Part of the problem, of course, stems from the success of monied interests in setting the terms of the debate, so that a decline in economic opportunity is interpreted as “takers” stealing from “makers”, and even a modest attempt to expand access to healthcare gets cast as a socialist plot to destroy the country. And even acknowledging a division between capital and labor will open you up to charges of class warfare.

But a much bigger part of the problem lies in a shift in thinking. Thanks to the legacy of the 1960s and the 1980s, we now prefer the language of individualism over the language of community, the language of rights over the language of duties and responsibilities. We seem to have forgotten that economics is as much about justice as about production. So the only responses to rising inequality are either to dismiss its importance in a market economy, or paper over it with some minimal technocratic attempts at redistribution. Nowhere do we talk about the duties and responsibilities of business – to workers, to broader society, to the environment.

Of course, Catholic Social teaching has always talked about these things. And it has always been rigorous and consistent – laying down the same core principles and seeking to adapt them to the particular circumstances of time and place.
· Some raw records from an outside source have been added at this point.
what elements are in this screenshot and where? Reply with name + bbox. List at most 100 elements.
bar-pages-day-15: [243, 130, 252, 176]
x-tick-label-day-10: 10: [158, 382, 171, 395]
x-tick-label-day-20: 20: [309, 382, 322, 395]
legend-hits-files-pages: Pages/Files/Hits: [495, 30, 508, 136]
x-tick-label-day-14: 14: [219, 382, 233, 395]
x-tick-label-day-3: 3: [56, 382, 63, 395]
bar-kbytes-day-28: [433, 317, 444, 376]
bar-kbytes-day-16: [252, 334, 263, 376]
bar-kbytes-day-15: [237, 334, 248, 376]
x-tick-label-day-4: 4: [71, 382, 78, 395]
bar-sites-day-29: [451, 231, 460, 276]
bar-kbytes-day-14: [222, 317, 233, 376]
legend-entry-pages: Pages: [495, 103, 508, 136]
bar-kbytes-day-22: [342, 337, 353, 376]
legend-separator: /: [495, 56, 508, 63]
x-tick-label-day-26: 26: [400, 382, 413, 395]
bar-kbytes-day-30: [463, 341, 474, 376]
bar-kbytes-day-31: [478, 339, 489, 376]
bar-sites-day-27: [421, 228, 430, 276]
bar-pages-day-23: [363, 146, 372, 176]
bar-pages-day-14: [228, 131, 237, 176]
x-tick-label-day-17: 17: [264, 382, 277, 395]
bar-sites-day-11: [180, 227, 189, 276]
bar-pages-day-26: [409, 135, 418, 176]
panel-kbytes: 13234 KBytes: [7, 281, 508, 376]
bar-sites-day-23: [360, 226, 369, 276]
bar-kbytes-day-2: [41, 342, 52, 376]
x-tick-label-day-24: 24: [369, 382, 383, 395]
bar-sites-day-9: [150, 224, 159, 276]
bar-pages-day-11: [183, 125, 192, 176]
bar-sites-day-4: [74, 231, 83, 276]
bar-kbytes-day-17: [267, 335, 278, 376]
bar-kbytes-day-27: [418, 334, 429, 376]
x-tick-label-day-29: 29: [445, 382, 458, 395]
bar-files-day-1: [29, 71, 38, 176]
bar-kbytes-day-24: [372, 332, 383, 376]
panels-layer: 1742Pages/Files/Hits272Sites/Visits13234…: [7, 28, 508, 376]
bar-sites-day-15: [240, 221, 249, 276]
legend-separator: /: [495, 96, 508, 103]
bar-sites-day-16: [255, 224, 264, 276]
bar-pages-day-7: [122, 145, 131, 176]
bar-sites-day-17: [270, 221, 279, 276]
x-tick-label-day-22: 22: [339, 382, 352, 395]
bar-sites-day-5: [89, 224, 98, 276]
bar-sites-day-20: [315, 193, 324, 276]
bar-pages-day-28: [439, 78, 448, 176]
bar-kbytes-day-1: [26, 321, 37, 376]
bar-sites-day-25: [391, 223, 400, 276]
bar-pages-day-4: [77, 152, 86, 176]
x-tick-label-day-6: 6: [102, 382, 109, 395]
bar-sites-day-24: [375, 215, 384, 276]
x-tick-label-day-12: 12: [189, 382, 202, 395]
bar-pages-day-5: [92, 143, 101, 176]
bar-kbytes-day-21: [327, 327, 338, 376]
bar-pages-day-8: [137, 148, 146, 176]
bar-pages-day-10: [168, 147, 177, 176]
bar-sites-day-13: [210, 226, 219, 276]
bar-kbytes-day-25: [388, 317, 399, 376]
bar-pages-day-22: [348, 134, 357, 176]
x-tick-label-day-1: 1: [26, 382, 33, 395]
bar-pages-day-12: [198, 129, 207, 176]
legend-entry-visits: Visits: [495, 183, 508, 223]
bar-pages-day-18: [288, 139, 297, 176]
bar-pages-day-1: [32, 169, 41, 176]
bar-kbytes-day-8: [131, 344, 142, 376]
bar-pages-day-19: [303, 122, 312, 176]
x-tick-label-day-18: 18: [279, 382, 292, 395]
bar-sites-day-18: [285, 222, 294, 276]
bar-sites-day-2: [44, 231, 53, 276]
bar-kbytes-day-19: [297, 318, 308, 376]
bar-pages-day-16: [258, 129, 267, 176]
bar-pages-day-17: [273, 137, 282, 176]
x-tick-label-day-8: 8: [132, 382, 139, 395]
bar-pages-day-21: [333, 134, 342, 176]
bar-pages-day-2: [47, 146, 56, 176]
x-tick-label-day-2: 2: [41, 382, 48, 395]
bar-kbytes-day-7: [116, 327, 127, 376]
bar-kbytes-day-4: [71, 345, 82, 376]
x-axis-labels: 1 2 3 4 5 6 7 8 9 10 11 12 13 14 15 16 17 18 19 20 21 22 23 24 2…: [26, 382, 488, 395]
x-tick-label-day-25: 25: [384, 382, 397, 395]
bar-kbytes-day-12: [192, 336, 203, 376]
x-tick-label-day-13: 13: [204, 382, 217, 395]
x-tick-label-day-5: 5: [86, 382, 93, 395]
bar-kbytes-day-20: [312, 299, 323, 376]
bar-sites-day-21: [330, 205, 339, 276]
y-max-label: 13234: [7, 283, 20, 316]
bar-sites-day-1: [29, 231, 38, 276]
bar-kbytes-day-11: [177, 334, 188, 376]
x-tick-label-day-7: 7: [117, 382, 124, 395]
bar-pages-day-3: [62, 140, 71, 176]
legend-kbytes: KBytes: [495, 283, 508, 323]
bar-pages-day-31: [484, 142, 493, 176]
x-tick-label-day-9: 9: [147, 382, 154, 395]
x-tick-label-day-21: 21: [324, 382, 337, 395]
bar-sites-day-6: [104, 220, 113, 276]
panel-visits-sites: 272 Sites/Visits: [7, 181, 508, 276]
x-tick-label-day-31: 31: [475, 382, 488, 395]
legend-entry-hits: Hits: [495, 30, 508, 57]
So it is instructive to look at what the Church was saying during the last Gilded Age. Of course, the teaching at the time was heavily guided by Rerum Novarum, the first major social encyclical, and later by Quadragesimo Anno, issued in the midst of major economic upheaval. But since I am mainly (although not exclusively) talking about the US context, let’s look at the what the US bishops were saying at the time. And here, the best source is the 1919 Program for Social Reconstruction, penned by John A. Ryan in the aftermath of the first world war.

This was a powerful document, and it stands the test of time. Its recommendations are just as relevant to our day, almost a century later. Its diagnosis of the problem is quite clear: “insufficient incomes for the majority of wage-earners, and unnecessarily large incomes for a small minority of privileged capitalists”. The same is true today. Its recommendations include a living wage underpinned by a legal minimum wage, a social insurance system, labor participation in industrial management, and abolition or heavy regulation of monopolies. The same recommendations hold today.

The document was also quiet clear in the particular duties of employers that go beyond the role of the state: “[The capitalist] needs to learn the long-forgotten truth that wealth is stewardship, that profit-making is not the basic justification of business enterprise, and that there are such things as fair profits, fair interest and fair prices…The employer has a right to get a reasonable living out of his business, but he has no right to interest on his investment until his employees have obtained at least living wages.”

It’s been a while since the US bishops spoke about economic injustice in such strident terms. It’s been a quarter century since they issued their last major document on the economy. Given that we are in a second Gilded Age, coming out of the worst financial crisis since the Great Depression, the time has come for a new direction. And with the papacy of Pope Francis, I am optimistic. I look forward to a shift backwards – toward an older way of thinking and acting. Some say the Church thinks in centuries, and certainly what it thought a century ago matters for today too. More than ever.